Electoral reform could help the ANC
Aproposal for the ANC to adopt direct, constituency-based national and provincial elections has been placed on the table. This is part of the preparations of a pressure group comprising ANC stalwarts and veterans for the party’s upcoming consultative conference, where they will present turnaround proposals. At present, Luthuli House – instead of ANC voters – has the final say on who becomes a member of Parliament (MP) and “this is the root cause of the current rot destroying the country and ANC”, said Omry Makgoale, a member of the group of stalwarts and veterans and the author of a discussion document on electoral reform, dated December last year.
The document proposes that voters elect MPs directly instead of the party appointing its preferred candidates.
It retains the process of branch nominations, but seeks to do away with the subsequent influence of the provincial leaders, as well as Luthuli House.
The ANC’s current list process includes branch general meetings where members nominate candidates for National Assembly, as well as provincial legislatures. The candidate selection process then proceeds to the provincial list conference and a final decision is taken at the national list conference.
This week, the party announced that it would do away with provincial consolidation of lists.
“The ANC is in ICU and it cannot clean itself. It can only recover with the help of the nation’s voters through electoral reform,” said Makgoale, adding that he hoped the topic would be on the agenda at the policy conference and ultimately the national conference in December.
“Once the MPs are elected directly by the public, the ANC branches will fine-tune themselves to nominate trustworthy candidates for Parliament. In this way, the branch leaders will gradually be cleansed.”
According to Makgoale, “real power to select and deselect candidates will bring life into the branches from the bottom up, Electoral reform proposals principled members will join the branches and there will be a flowering of ANC democracy”.
He added that in this way, “the tenderpreneurs and careerists will be challenged, and got rid of”.
Makgoale said that, currently, “most ANC leaders are not held individually accountable and are not held responsible for their actions either. Everybody does what he or she likes, never mind the consequences to the ANC or the country. This is a terrible state of affairs.
“The current electoral laws do not require or enforce individual accountability; as long as the headquarters is satisfied, never mind the Constitution.”
He said the party’s headquarters demanded accountability from its members, “not the other way round”.
In his view, this is a “firm democratic centralism structure – the centre is firmly in control and in charge.

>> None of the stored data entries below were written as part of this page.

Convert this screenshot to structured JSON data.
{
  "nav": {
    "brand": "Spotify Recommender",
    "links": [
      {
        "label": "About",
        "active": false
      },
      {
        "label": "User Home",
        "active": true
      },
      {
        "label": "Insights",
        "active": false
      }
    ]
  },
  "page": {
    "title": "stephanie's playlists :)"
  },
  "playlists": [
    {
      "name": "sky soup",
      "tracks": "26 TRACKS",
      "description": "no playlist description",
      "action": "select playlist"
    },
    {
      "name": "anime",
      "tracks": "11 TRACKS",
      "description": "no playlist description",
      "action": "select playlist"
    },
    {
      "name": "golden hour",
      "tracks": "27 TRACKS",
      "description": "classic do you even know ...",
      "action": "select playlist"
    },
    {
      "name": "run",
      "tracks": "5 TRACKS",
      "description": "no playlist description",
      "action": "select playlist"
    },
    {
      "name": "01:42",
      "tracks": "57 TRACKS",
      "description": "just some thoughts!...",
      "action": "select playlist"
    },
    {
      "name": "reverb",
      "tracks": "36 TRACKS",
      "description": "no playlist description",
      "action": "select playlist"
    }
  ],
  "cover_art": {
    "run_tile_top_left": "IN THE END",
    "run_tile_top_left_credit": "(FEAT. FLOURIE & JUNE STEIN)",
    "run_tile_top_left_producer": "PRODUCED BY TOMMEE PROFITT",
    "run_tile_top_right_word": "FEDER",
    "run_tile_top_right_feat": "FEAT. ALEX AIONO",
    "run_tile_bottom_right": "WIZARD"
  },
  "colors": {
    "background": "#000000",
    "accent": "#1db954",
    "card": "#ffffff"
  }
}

The centre is de facto a law unto itself. What is perceived as right by the centre becomes law. The looting of state assets administered by the party headquarters is being protected by police and the prosecution authorities.”
He said MPs were employed by the centre and they had to be loyal to the party headquarters at all times, otherwise they would be redeployed. “The centre deploys those who are loyal and discards those who are disloyal,” he said.
In his view, “loyalty should be to the Constitution of the Republic of South Africa and the founding principles of the ANC”.
Party headquarters, by contrast, believed loyalty to the ANC leadership was “more important than the Constitution, no matter what its faults”.
This is because under electoral law, in Makgoale’s view, the elective conference selects the party list, and the party list provides the ANC’s MPs, with no accountability to any branch or any community of voters.
“ANC branches have no control, while voters must vote for a nameless herd instead of a trusted individual whom they can remove at the next election, while the herd obeys only the stick in the hands of Luthuli House.” Makgoale describes this as “profoundly undemocratic”. He said ANC structures needed to discuss measures on how best to combine the need for representivity with the need for individual accountability of elected politicians.
This could only be achieved by increasing the role of ward or constituency elections.
“As a minimum, we must adopt the current municipal electoral laws, to apply also for the province and national Parliament,” he said.